The reason that so much importance is place on CTR when evaluating campaign is that the CTR can be an indicator of how relevant an ad is to the searcher or to the audience targeted. It can demonstrate interest in a product message or show what “resonates” with consumers..
According to Lisa Raehsler, Principal Strategist, Big Click Co. several factors can impact CTR of an ad, which is why there is no definitive answer to the question. A few of the factors to consider include:
- Audiences and targeting
- B2B or B2C
- Brand or non-branded
- A keyword’s place in the search funnel
- Ad copy’s creative messaging – CTA
- Type of offer
- Display URL
- Industry competitiveness
Another channel factor to consider is what Andrew Chen describes as The Law of Shitty Clickthroughs. The basic premise being that the CTR of banner ads, email invites and other marketing channels on the web gave decayed every year since they were invented. He argues that what is saving online campaign is that new channels are constantly being unveiled.

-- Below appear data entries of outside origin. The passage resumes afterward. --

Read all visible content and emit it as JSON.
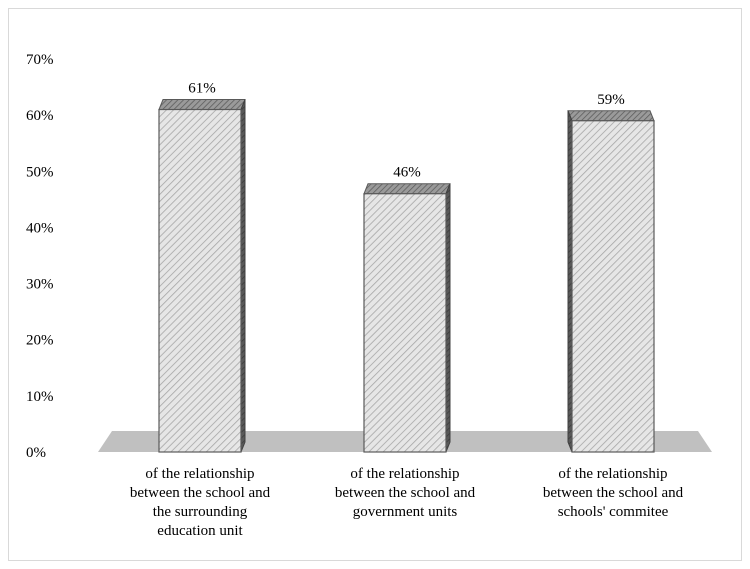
{
  "chart_data": {
    "type": "bar",
    "title": "",
    "xlabel": "",
    "ylabel": "",
    "ylim": [
      0,
      70
    ],
    "y_ticks": [
      "0%",
      "10%",
      "20%",
      "30%",
      "40%",
      "50%",
      "60%",
      "70%"
    ],
    "y_tick_values": [
      0,
      10,
      20,
      30,
      40,
      50,
      60,
      70
    ],
    "categories": [
      [
        "of the relationship",
        "between the school and",
        "the surrounding",
        "education unit"
      ],
      [
        "of the relationship",
        "between the school and",
        "government units"
      ],
      [
        "of the relationship",
        "between the school and",
        "schools' commitee"
      ]
    ],
    "values": [
      61,
      46,
      59
    ],
    "data_labels": [
      "61%",
      "46%",
      "59%"
    ],
    "grid": false,
    "legend": "none",
    "colors": {
      "bar_fill": "#e6e6e6",
      "bar_hatch": "#9a9a9a",
      "bar_side": "#595959",
      "bar_top": "#8c8c8c",
      "floor": "#c0c0c0",
      "outline": "#595959"
    }
  }
}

He also lists the factors that are influencing this decline, which we won’t go into here bar for one (for no other reason than I like the image below) which is ‘novelty’. For advertisers this means that users become bored with the same ad formats and creatives and for publishers it means that users become familiar with ad layouts on their site and begin ignoring them – banner blindness.. Which brings us to the aforementioned image which is from an eye tracking study by Jacob Nielsen.

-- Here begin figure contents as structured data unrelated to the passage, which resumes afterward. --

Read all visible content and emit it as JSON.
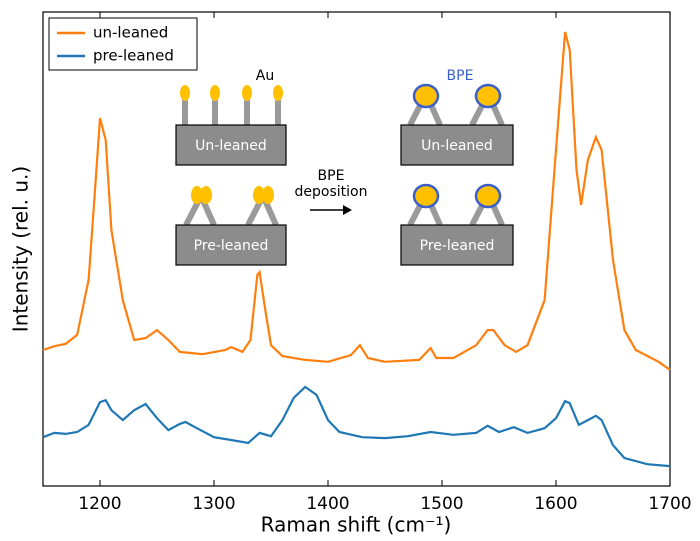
{
  "chart_data": {
    "type": "line",
    "xlabel": "Raman shift (cm⁻¹)",
    "ylabel": "Intensity (rel. u.)",
    "xlim": [
      1150,
      1700
    ],
    "xticks": [
      1200,
      1300,
      1400,
      1500,
      1600,
      1700
    ],
    "ylim": [
      0,
      100
    ],
    "legend": "upper left",
    "series": [
      {
        "name": "un-leaned",
        "color": "#ff7f0e",
        "x": [
          1150,
          1160,
          1170,
          1180,
          1190,
          1195,
          1200,
          1205,
          1210,
          1220,
          1230,
          1240,
          1250,
          1260,
          1270,
          1290,
          1310,
          1315,
          1325,
          1332,
          1338,
          1340,
          1345,
          1350,
          1360,
          1380,
          1400,
          1420,
          1428,
          1435,
          1450,
          1480,
          1490,
          1495,
          1510,
          1530,
          1540,
          1545,
          1555,
          1565,
          1575,
          1590,
          1600,
          1608,
          1612,
          1618,
          1622,
          1628,
          1635,
          1640,
          1650,
          1660,
          1670,
          1690,
          1700
        ],
        "values": [
          28.7,
          29.5,
          30.0,
          31.9,
          43.5,
          60.3,
          77.6,
          73.0,
          54.0,
          39.2,
          30.8,
          31.2,
          32.9,
          30.8,
          28.3,
          27.8,
          28.7,
          29.3,
          28.3,
          30.8,
          44.5,
          45.1,
          37.1,
          29.7,
          27.4,
          26.6,
          26.2,
          27.6,
          29.7,
          27.0,
          26.2,
          26.6,
          29.1,
          27.0,
          27.0,
          29.7,
          32.9,
          32.9,
          29.7,
          28.3,
          29.7,
          39.2,
          70.9,
          95.8,
          92.0,
          66.7,
          59.3,
          68.8,
          73.6,
          70.9,
          47.7,
          32.9,
          28.7,
          26.2,
          24.5
        ]
      },
      {
        "name": "pre-leaned",
        "color": "#1f77b4",
        "x": [
          1150,
          1160,
          1170,
          1180,
          1190,
          1200,
          1205,
          1210,
          1220,
          1230,
          1240,
          1250,
          1260,
          1270,
          1275,
          1285,
          1300,
          1315,
          1330,
          1340,
          1350,
          1360,
          1370,
          1380,
          1390,
          1400,
          1410,
          1430,
          1450,
          1470,
          1490,
          1510,
          1530,
          1540,
          1550,
          1563,
          1575,
          1590,
          1600,
          1608,
          1612,
          1620,
          1628,
          1635,
          1640,
          1650,
          1660,
          1680,
          1700
        ],
        "values": [
          10.3,
          11.2,
          11.0,
          11.4,
          12.9,
          17.7,
          18.1,
          16.0,
          13.9,
          16.0,
          17.3,
          14.3,
          11.8,
          13.1,
          13.5,
          12.2,
          10.3,
          9.7,
          9.1,
          11.2,
          10.5,
          13.9,
          18.6,
          20.9,
          19.2,
          13.9,
          11.4,
          10.3,
          10.1,
          10.5,
          11.4,
          10.8,
          11.2,
          12.7,
          11.4,
          12.4,
          11.2,
          12.2,
          14.3,
          17.9,
          17.5,
          12.9,
          13.9,
          14.8,
          13.9,
          8.6,
          5.9,
          4.6,
          4.2
        ]
      }
    ]
  },
  "inset": {
    "au_label": "Au",
    "bpe_label": "BPE",
    "arrow_label": [
      "BPE",
      "deposition"
    ],
    "boxes": [
      "Un-leaned",
      "Pre-leaned",
      "Un-leaned",
      "Pre-leaned"
    ]
  }
}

We can clearly see how users are choosing to almost completely ignore banner advertising.
So, as we have demonstrated, deciding whether your CTR of 0.2% is an adequate results for your marketing efforts can be quite difficult. In the end I think you need to look at the bigger picture.If your campaign is achieving its goals in terms of traffic, sales, awareness etc. that it must be deemed a success. Click through rates are not the be all and end all.